Terdapat perbedaan yang cukup signifikan antara kelompok Islam sekuler dengan kelompok Islam yang tidak memisahkan kehidupan beragama dengan kehidupan sosial politik. Kelompok Islam Sekuler menyatakan bahwa kaum ulama bukanlah untuk berkecimpung didalam dunia sosial dan politik.
Pandangan ini didasarkan pada pandangan bahwa kehidupan agama merupakan urusan pribadi masing-masing individu (privat), tidak ada hubungannya dengan dunia sosial politik (publik). Sehingga peran ulama hanya terbatas pada ritual-ritual keagamaan semata, tidak untuk mengurusi kehidupan dunia sosial dan politik.

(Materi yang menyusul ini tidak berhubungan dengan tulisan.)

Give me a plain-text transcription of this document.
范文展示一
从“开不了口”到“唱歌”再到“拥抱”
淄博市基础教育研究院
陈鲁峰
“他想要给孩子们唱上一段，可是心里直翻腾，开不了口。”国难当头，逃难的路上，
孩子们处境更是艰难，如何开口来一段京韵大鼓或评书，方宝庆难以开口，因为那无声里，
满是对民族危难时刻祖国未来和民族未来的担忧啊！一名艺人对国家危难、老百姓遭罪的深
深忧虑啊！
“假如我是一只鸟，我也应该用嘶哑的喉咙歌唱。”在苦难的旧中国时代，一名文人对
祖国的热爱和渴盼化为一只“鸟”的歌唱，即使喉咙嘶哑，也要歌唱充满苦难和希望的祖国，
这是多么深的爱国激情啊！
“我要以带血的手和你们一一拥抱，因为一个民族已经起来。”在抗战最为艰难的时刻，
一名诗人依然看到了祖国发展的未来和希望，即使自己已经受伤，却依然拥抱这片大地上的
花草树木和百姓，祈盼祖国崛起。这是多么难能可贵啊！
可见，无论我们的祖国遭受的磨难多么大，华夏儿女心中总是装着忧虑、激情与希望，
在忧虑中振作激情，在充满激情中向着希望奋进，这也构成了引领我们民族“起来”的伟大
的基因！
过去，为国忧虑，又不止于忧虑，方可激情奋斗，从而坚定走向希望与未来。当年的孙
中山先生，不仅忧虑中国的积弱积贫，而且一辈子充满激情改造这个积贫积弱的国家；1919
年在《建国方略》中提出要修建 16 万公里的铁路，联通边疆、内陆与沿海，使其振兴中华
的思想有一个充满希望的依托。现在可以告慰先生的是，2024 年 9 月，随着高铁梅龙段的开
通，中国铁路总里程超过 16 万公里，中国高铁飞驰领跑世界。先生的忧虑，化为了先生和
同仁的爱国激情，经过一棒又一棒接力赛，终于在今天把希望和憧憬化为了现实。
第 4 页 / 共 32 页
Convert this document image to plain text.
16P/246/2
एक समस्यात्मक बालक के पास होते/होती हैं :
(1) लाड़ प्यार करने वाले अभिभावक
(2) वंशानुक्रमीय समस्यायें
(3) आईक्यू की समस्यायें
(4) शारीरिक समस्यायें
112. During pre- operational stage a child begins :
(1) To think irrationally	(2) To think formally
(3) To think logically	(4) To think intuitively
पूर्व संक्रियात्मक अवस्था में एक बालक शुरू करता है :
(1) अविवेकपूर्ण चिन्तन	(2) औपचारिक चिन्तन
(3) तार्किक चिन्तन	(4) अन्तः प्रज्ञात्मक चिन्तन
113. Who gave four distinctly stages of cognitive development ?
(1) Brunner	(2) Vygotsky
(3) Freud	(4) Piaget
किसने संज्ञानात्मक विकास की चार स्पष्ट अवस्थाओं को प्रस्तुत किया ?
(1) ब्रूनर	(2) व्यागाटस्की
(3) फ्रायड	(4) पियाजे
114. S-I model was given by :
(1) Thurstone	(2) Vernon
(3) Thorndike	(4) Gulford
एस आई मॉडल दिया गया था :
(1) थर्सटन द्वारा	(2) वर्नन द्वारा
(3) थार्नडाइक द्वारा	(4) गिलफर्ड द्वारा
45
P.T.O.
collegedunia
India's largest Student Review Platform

Dalam kondisi seperti ini maka ulama tidaklah mungkin menjadi pemimpin dari suatu masyarakat, ulama hanya selalu menjadi subordinasi dan atau alat legitimasi pemimpin politik dari masyarakat.
Sedangkan kelompok anti sekuler yang meyakini bahwa kehidupan beragama dan dunia tidak dapat dipisahkan khususnya dunia sosial dan politik. Kelompok ini mendukung dan meyakini bahwa ulama mestilah mengambil kepemimpinan yang ada. Ulama harus dapat membimbing manusia tidak hanya menuju pada kebaikan yang bersifat dunia, akan tetapi juga hal-hal yang menuju pada kesempurnaan spiritual.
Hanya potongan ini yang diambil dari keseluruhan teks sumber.